Salvo d’Acquisto e il martirio d’amore
Salvo d’Acquisto: la vita e le passioni
Nato a Napoli, il 15 ottobre del 1920, era il primogenito di cinque figli di una famiglia profondamente cristiana, suo padre Salvatore era siciliano, la madre Ines Marignetti napoletana. In casa d’Acquisto viveva anche la nonna Erminia che, ogni sera, alle otto precise, recitava il Rosario insieme agli inquilini del palazzo. Frequentò parte delle elementari e delle ginnasiali alle scuole dei Salesiani. I professori lo ricordarono riservato, prudente e di poche parole, i compagni invece ne avevano di lui la memoria di un ragazzo altruista, caritatevole e difensore dei più deboli.
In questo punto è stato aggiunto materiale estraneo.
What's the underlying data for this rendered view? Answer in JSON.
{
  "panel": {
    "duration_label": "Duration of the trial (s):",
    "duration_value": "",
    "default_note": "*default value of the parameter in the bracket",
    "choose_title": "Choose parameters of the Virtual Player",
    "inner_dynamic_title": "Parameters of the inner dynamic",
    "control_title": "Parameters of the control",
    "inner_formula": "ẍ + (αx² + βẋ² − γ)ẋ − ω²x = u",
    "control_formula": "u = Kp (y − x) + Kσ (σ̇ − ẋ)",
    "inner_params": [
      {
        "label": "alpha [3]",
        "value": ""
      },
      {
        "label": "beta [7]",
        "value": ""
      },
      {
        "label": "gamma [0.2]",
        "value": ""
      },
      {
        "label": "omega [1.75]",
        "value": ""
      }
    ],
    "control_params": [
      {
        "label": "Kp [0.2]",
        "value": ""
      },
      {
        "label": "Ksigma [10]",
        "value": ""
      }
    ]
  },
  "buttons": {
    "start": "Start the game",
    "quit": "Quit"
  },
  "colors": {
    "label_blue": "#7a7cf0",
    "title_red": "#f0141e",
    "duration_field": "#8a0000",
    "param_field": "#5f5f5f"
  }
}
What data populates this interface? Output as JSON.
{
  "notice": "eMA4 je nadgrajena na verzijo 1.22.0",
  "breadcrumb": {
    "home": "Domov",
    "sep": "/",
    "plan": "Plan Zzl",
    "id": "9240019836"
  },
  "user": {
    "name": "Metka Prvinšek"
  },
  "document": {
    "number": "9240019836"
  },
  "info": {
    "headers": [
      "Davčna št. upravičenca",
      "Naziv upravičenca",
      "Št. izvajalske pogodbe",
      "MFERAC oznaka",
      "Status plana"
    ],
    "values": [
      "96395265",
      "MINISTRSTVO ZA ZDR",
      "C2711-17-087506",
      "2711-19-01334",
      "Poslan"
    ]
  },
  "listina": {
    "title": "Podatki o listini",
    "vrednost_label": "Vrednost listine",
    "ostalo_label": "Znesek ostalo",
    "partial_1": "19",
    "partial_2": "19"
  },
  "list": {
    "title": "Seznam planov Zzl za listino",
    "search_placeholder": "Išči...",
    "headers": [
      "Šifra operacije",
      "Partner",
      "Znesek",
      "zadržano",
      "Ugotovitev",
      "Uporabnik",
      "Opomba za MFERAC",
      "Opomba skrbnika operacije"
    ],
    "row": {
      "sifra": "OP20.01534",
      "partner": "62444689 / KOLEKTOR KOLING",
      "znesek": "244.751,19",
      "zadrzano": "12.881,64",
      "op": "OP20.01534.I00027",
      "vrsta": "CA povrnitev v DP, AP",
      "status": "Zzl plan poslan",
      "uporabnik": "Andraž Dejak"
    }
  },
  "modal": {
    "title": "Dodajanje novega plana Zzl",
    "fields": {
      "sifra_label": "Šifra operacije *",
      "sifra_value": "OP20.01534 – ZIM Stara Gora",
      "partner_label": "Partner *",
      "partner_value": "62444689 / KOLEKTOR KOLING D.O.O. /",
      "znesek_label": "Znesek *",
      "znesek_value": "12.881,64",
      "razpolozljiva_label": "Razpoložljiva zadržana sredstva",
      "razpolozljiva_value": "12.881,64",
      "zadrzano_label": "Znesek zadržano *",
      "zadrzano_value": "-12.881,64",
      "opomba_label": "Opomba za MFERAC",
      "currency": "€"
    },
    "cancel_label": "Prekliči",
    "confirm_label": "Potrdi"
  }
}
Nei momenti liberi amava giocare a pallone e nuotare nel mare di Mergellina. Frequentò anche il Conservatorio, aveva, infatti, una bella voce baritonale.
Giovanissimo, il 15 agosto del 1939, decise di arruolarsi nell’Arma dei Carabinieri, frequentando la Scuola Allievi fino al gennaio del 1940. Partito per la Libia, come volontario, con la 608° Sezione dei Carabinieri, vi restò fin a quando, dopo essere rimasto ferito ad una gamba, contrasse una febbre malarica. Il 13 settembre del 1942 (dopo due anni di missione) frequentò la Scuola Allievi Sottufficiali Carabinieri di Firenze divenendo, il 15 dicembre, sottufficiale col grado di vicebrigabiere. Dopo solo una settimana, il 22 dicembre, raggiunse la stazione dei Carabinieri di Torrimpietra (oggi frazione di Fiumicino), zona rurale extraurbana a poche decine di chilometri da Roma, dove avvenne la vicenda che ne segnò le gesta e la morte.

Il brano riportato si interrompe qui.